The ODF also is working on a habitat conservation plan for state forests. That process is running on a different but similar track to the private forest one.
The HCP process, whose genesis dates to the 1990s, seeks to ensure compliance with the federal endangered species act while implementing a forest management plan for the timber under ODF supervision. The goal is to preserve forest-dependent species such as coho salmon, the northern spotted owl and the marbled murrelet.
Both the private forest and state forest plans will include a mechanism called the incidental take permit, which would recognize that the harming or killing of aquatic species protected by the endangered species act can occur even when the forest practices involved are legal.
ODF officials face a 2027 deadline to finalize the permitting process for the private forest habitat conservation plans. No such deadline exists for the state forest project, but ODF officials told The Canyon Weekly it should be completed long before 2027.
The private forest habitat conservation plan was discussed Monday, April 15, in Salem at the semi-annual meeting of the Northwest Regional Forest Practices Committee, with Jennifer Weikel, an ODF wildlife biologist, making a presentation to the panel.
Weikel said that the “end goal” of her work group is the incidental take permit.
”It sounds like a small job,” she said, “but this document will be pretty long by the time we’re done.”
Weikel characterized the process moving forward as “meeting, meetings, meetings and revisions, revisions, revisions.”
The ODF hopes to have a draft HCP ready for review by the end of June. Public outreach will be scheduled once the plan reaches the draft stage. A parallel process by the federal government is taking place, mandated by the National Environmental Policy Act (NEPA). The NEPA process ultimately will lead to a biological opinion that will help inform the structure and language of the incidental take permits.

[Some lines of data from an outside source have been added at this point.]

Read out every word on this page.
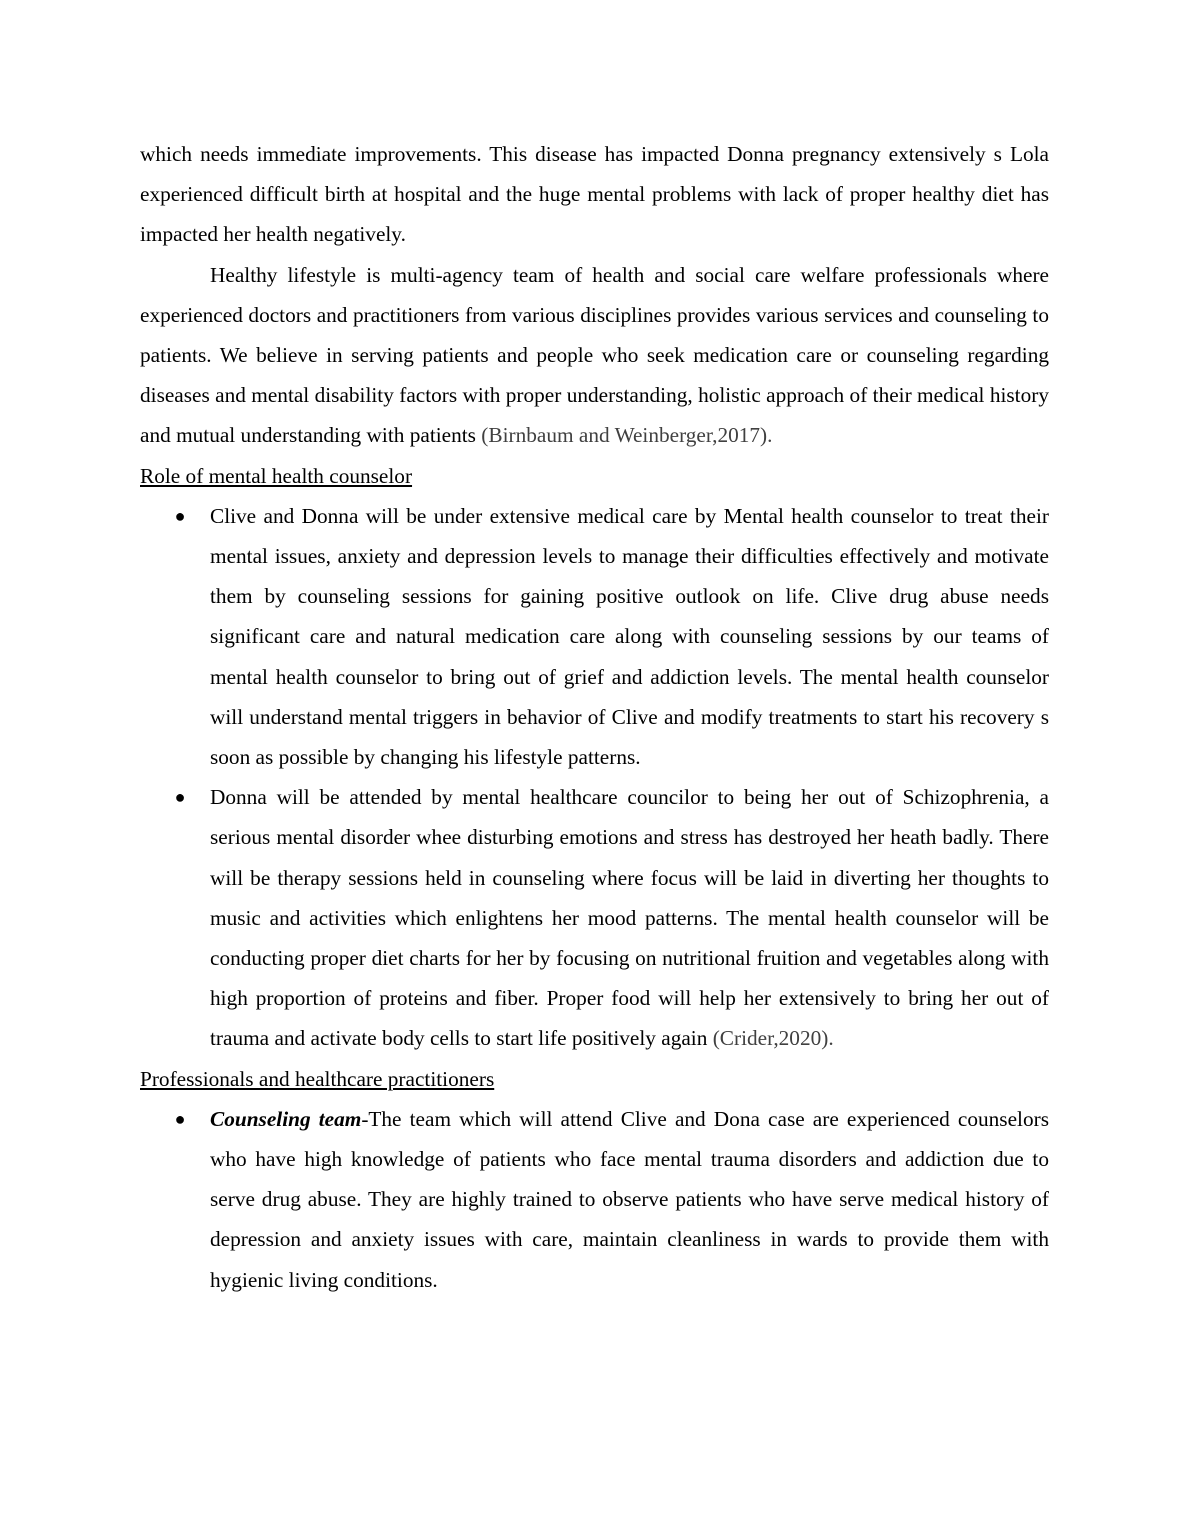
which needs immediate improvements. This disease has impacted Donna pregnancy extensively s Lola experienced difficult birth at hospital and the huge mental problems with lack of proper healthy diet has impacted her health negatively.

Healthy lifestyle is multi-agency team of health and social care welfare professionals where experienced doctors and practitioners from various disciplines provides various services and counseling to patients. We believe in serving patients and people who seek medication care or counseling regarding diseases and mental disability factors with proper understanding, holistic approach of their medical history and mutual understanding with patients (Birnbaum and Weinberger,2017).

Role of mental health counselor

● Clive and Donna will be under extensive medical care by Mental health counselor to treat their mental issues, anxiety and depression levels to manage their difficulties effectively and motivate them by counseling sessions for gaining positive outlook on life. Clive drug abuse needs significant care and natural medication care along with counseling sessions by our teams of mental health counselor to bring out of grief and addiction levels. The mental health counselor will understand mental triggers in behavior of Clive and modify treatments to start his recovery s soon as possible by changing his lifestyle patterns.
● Donna will be attended by mental healthcare councilor to being her out of Schizophrenia, a serious mental disorder whee disturbing emotions and stress has destroyed her heath badly. There will be therapy sessions held in counseling where focus will be laid in diverting her thoughts to music and activities which enlightens her mood patterns. The mental health counselor will be conducting proper diet charts for her by focusing on nutritional fruition and vegetables along with high proportion of proteins and fiber. Proper food will help her extensively to bring her out of trauma and activate body cells to start life positively again (Crider,2020).

Professionals and healthcare practitioners

● Counseling team-The team which will attend Clive and Dona case are experienced counselors who have high knowledge of patients who face mental trauma disorders and addiction due to serve drug abuse. They are highly trained to observe patients who have serve medical history of depression and anxiety issues with care, maintain cleanliness in wards to provide them with hygienic living conditions.
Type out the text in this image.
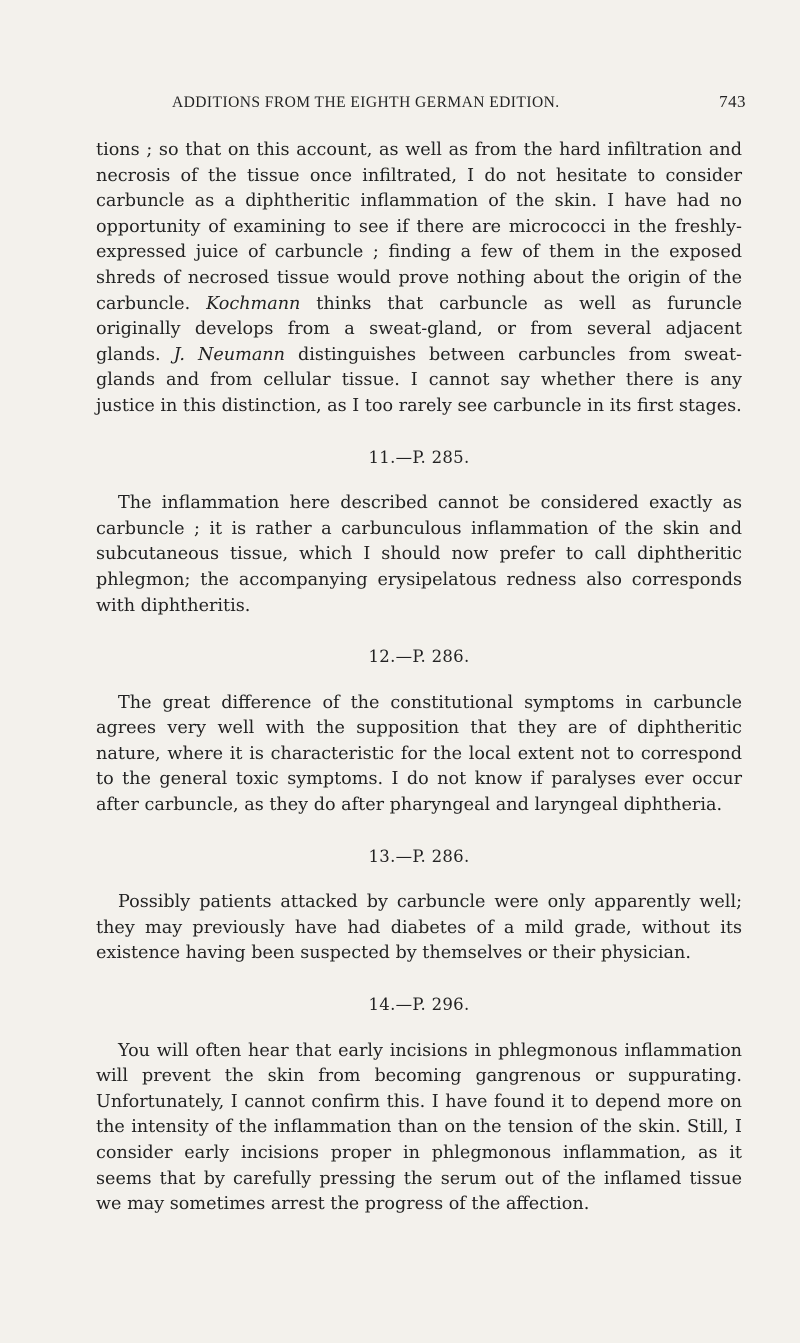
ADDITIONS FROM THE EIGHTH GERMAN EDITION.	743

tions ; so that on this account, as well as from the hard infiltration and necrosis of the tissue once infiltrated, I do not hesitate to consider carbuncle as a diphtheritic inflammation of the skin. I have had no opportunity of examining to see if there are micrococci in the freshly-expressed juice of carbuncle ; finding a few of them in the exposed shreds of necrosed tissue would prove nothing about the origin of the carbuncle. Kochmann thinks that carbuncle as well as furuncle originally develops from a sweat-gland, or from several adjacent glands. J. Neumann distinguishes between carbuncles from sweat-glands and from cellular tissue. I cannot say whether there is any justice in this distinction, as I too rarely see carbuncle in its first stages.

11.—P. 285.

The inflammation here described cannot be considered exactly as carbuncle ; it is rather a carbunculous inflammation of the skin and subcutaneous tissue, which I should now prefer to call diphtheritic phlegmon; the accompanying erysipelatous redness also corresponds with diphtheritis.

12.—P. 286.

The great difference of the constitutional symptoms in carbuncle agrees very well with the supposition that they are of diphtheritic nature, where it is characteristic for the local extent not to correspond to the general toxic symptoms. I do not know if paralyses ever occur after carbuncle, as they do after pharyngeal and laryngeal diphtheria.

13.—P. 286.

Possibly patients attacked by carbuncle were only apparently well; they may previously have had diabetes of a mild grade, without its existence having been suspected by themselves or their physician.

14.—P. 296.

You will often hear that early incisions in phlegmonous inflammation will prevent the skin from becoming gangrenous or suppurating. Unfortunately, I cannot confirm this. I have found it to depend more on the intensity of the inflammation than on the tension of the skin. Still, I consider early incisions proper in phlegmonous inflammation, as it seems that by carefully pressing the serum out of the inflamed tissue we may sometimes arrest the progress of the affection.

The federal agencies are involved because the species are listed under the endangered species act.
Unlike the state forest HCP process, the Oregon Board of Forestry will not play a role in the private forest HCP process. The extra layer is part of the state forest review because the proceeds from logging in state forests are shared by the 15 timber counties.
The draft HCP, which the ODF board approved on a split 4-3 vote on March 7, covers the 640,000 acres west of the Cascades that are ODF-managed state forestlands. Overall, the ODF manages a total of about 745,000 acres statewide. All of the forestlands managed by ODF are public lands. The timber counties, which include Marion and Linn, receive about two-thirds of the revenues from harvests on state forestlands. The revenues are distributed to the county in which the harvest takes place.
ABOUT THE COMMITTEE
The Northwest Regional Forest Practice Committee is a panel of citizens that advises the Oregon Board of Forestry on current forestry issues and forest management approaches. There are three such committees, which are mandated by the 1971 Oregon Forest Practices Act. Under the law, a majority of committees members must be private forest landowners or work for logging/forest companies.